Predictably, her shoes aren’t up to the task and more than once, I place my hands on her hips to leverage her out of the muck.

“There,” she says finally, pointing toward a flat patch of stone overlooking the bend in the river. “That’s where I jumped.”

I nod. It’s just a slab of stone and dead leaves now, nothing remarkable, nothing that screams of a girl willing to throw herself to her death. It’s not the landscape I’m trying to read, it’s her.

She lowers herself slowly to the rock, skirt pooling around her dirty feet, eyes scanning the treeline as if something might flicker back to life there. I crouch nearby, resting my bow against a tree.

Arianette starts to hum again, soft and tuneless. “I used to count the windows,” she says after a minute. “To make sure none of them were open. Just in case one of the little ones thought about flying.”

I freeze. Little ones?

“There was a girl,” she continues, eyes glassy, like the world has peeled away and left her in memory’s hollow shell.

“Red.
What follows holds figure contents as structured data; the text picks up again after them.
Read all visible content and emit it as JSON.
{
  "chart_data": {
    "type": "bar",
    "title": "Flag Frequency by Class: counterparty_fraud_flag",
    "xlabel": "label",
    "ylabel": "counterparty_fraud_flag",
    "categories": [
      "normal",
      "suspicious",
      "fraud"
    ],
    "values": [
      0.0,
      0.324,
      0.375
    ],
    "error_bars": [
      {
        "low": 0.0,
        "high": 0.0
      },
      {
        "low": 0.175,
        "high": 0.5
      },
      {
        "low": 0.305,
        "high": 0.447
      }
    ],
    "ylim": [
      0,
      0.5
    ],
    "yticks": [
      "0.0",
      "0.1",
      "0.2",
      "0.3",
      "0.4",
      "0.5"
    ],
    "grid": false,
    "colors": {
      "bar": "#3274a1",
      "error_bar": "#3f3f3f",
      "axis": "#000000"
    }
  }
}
That was her color.” She lifts a hand to her face and flinches like someone’s just hit her, even though there’s only wind.

“At night they’d take her, after the music and dancing. After the entertainment .”
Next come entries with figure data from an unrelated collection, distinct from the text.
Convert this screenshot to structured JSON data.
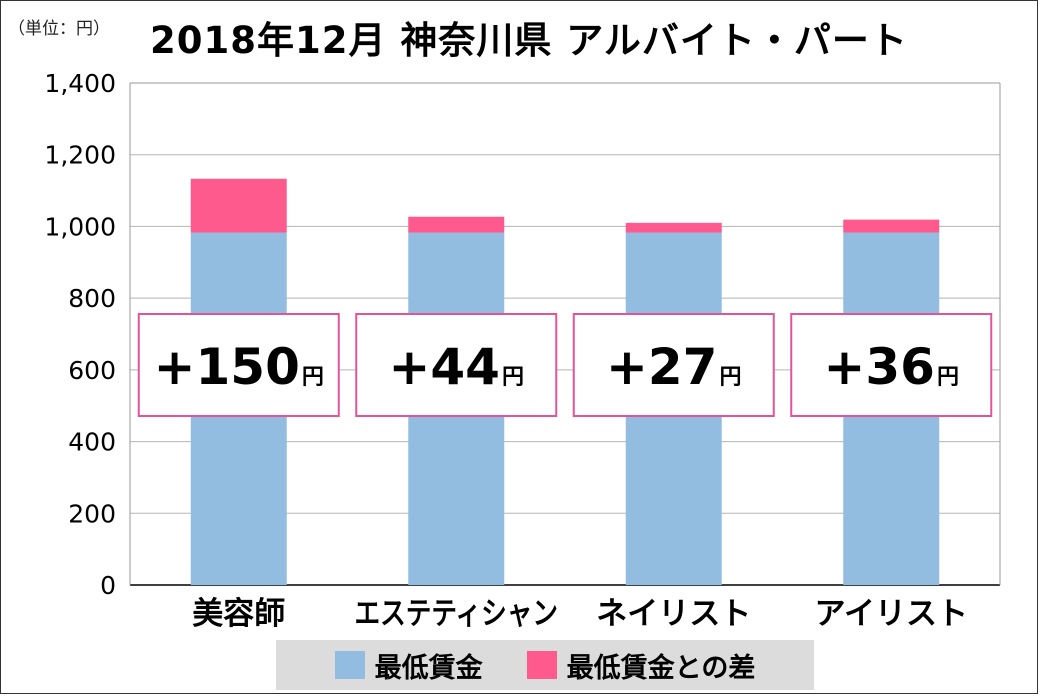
{
  "unit_label": "（単位：円）",
  "title": "2018年12月  神奈川県  アルバイト・パート",
  "colors": {
    "base": "#92bde0",
    "diff": "#ff5a8e",
    "box_border": "#e0559a",
    "grid": "#b5b5b5"
  },
  "legend": [
    {
      "label": "最低賃金",
      "color": "#92bde0"
    },
    {
      "label": "最低賃金との差",
      "color": "#ff5a8e"
    }
  ],
  "chart_data": {
    "type": "bar",
    "stacked": true,
    "categories": [
      "美容師",
      "エステティシャン",
      "ネイリスト",
      "アイリスト"
    ],
    "series": [
      {
        "name": "最低賃金",
        "values": [
          983,
          983,
          983,
          983
        ]
      },
      {
        "name": "最低賃金との差",
        "values": [
          150,
          44,
          27,
          36
        ]
      }
    ],
    "ylim": [
      0,
      1400
    ],
    "yticks": [
      0,
      200,
      400,
      600,
      800,
      1000,
      1200,
      1400
    ],
    "ytick_labels": [
      "0",
      "200",
      "400",
      "600",
      "800",
      "1,000",
      "1,200",
      "1,400"
    ],
    "grid": true,
    "diff_labels": [
      {
        "value": "+150",
        "unit": "円"
      },
      {
        "value": "+44",
        "unit": "円"
      },
      {
        "value": "+27",
        "unit": "円"
      },
      {
        "value": "+36",
        "unit": "円"
      }
    ]
  }
}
I swallow and ask in an even voice. “Did she have a name?”

She thinks, head tilted. “Em? Emily? Emma?” Her eyes flick to the dirt. “It was a long time ago.”

I’ve seen the transcript of Arianette’s conversation at the hospital after she was found.

That FBI agent and police officer probing her for details.

Much of it had been gibberish, and the toxicology reports did come back saying she’d had drugs in her system.

It makes her story even more unreliable and hard to understand.

There are times when she seems to confuse the present with the past. Or maybe they’re the same thing. There’s no real way to find out.

“I was there to dance,” she says. “But sometimes, that’s not all they wanted.”

“What did they want?” I ask, playing along.

She looks at me then, something sharp and unspoken in her eyes. “They made me watch , Damon. I had to watch . That was the rule.”

My throat tightens. I sit beside her now.

“The hallway outside the blue room always smelled like sweat and old flowers. Expensive, oily perfume. They’d leave the door open just a crack. Just wide enough. I could hear the crying. Other times laughing. One of them still had their baby teeth.”

She wraps her arms around her knees, rocking slightly.

“There’s a kind of sickness you get from seeing too much and doing nothing. I still have it. It lives under my tongue, behind my ribs. I carry all their screams in a glass jar inside me. Sometimes it rattles. Sometimes it breaks.”

I put a hand on her shoulder, gently. She leans into it without looking at me. “Who, Arianette? Who are you talking about?”